I have just been reading Brewer's "Britain and Ireland" which gives the etymology of thousands of place-names in the UK. I was particularly taken with one of the maps which showed the traditional counties of England. It brought a tear to my sentimental eye (the left one). Names long vanished: Cumberland (only the sausage remains), Westmorland, the Ridings of Yorkshire. Weren't they lovely? They made writing the address on a letter quite, well, English. Now I live in a place called North Tyneside that is the bastard love child of old Northumberland and the rightly despised Tyne & Wear. I really do wish we could go back to those earlier county names. I was born in Middlesbrough ("middle fortified town") and that used to be in the North Riding ("third thing") of Yorkshire. There was never a South Riding (Cnut decreed that) but we now have little counties and unitary authorities all over the place. Even Darlington. Even South Yorks. God above!
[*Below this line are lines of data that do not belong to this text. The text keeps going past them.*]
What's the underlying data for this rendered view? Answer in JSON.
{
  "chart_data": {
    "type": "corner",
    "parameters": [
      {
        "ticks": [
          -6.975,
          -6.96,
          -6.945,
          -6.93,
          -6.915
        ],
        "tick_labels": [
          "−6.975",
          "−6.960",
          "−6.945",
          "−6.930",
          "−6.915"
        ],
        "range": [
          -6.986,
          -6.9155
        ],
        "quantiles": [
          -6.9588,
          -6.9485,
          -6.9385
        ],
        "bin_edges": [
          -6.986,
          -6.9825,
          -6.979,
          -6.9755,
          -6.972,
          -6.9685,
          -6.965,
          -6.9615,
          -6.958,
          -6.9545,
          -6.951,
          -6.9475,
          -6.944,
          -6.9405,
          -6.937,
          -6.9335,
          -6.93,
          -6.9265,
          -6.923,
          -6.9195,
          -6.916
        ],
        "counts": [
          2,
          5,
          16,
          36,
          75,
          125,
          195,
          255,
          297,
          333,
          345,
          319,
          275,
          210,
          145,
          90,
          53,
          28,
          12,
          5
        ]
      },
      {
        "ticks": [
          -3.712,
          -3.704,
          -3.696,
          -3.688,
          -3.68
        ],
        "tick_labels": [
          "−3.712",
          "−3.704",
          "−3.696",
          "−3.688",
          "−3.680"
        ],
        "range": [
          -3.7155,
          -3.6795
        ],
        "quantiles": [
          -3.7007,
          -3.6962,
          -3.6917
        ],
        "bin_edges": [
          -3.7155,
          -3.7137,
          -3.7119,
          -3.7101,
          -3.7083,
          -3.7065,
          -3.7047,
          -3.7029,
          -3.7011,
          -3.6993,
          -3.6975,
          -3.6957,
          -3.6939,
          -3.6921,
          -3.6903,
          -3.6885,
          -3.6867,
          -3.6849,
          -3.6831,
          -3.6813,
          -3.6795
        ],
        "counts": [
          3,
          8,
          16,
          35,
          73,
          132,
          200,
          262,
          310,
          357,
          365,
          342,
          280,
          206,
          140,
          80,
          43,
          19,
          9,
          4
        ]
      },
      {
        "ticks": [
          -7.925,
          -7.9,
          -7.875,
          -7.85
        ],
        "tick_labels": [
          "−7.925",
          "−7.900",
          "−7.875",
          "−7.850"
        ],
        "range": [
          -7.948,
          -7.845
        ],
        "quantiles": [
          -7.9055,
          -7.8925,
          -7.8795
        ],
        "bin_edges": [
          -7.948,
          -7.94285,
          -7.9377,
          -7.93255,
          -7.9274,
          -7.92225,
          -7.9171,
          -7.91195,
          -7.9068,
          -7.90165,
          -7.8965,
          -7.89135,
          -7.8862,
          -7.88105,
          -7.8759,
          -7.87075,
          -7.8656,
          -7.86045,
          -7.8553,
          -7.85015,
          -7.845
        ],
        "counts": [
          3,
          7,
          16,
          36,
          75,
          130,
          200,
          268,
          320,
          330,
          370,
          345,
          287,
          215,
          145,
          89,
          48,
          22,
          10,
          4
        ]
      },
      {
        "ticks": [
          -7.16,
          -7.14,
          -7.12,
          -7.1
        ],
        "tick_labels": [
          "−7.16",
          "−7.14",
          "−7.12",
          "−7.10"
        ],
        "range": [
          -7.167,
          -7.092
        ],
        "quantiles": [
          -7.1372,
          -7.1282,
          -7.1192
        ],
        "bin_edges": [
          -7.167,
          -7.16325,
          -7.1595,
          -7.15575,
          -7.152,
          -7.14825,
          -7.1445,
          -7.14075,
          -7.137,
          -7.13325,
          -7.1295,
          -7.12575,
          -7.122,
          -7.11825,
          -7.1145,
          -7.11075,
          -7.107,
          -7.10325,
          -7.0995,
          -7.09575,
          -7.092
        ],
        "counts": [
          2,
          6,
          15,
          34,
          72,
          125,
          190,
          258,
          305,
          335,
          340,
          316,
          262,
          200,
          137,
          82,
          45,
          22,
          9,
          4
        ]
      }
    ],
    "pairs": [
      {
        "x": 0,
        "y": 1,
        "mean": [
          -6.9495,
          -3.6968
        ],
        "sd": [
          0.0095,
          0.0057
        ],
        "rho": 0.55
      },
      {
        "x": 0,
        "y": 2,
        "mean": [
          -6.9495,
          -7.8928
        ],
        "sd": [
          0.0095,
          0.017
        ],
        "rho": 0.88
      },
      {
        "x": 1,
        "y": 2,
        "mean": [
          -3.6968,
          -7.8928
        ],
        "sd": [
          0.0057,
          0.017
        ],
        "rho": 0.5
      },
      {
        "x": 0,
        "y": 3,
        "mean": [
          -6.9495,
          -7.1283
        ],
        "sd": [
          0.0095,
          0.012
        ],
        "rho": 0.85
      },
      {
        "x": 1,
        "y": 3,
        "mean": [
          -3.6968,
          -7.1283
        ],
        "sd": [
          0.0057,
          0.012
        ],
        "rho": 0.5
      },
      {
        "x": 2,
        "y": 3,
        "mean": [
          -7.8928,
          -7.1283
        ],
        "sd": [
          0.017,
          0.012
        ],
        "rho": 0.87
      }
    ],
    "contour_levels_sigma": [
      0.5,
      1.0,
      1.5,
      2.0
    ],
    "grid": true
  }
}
Given absolute power, I would restore the boundaries of the old Anglo-Saxon Kingdoms: Kent, Essex, Sussex, East Anglia, Wessex, Mercia and Northumbria. Ah yes. They were the days. Am I reaching too far back? Perhaps.
Nostalgia isn't what it used to be.


fiona said...

Rutland has gone too, hasn't it? I too am not the least bit keen on "Tyne and Wear". I have a friend who refuses to write "Merseyside" on letters, and always puts "Cheshire" although the boundaries were, I think, changed the year he was born. There's too much faffing about with such things, isn't there.

GC said...

I totally agree.

I am from Northumberland (or Northumbria), and not 'Tyneside' or 'Tyne and Wear'.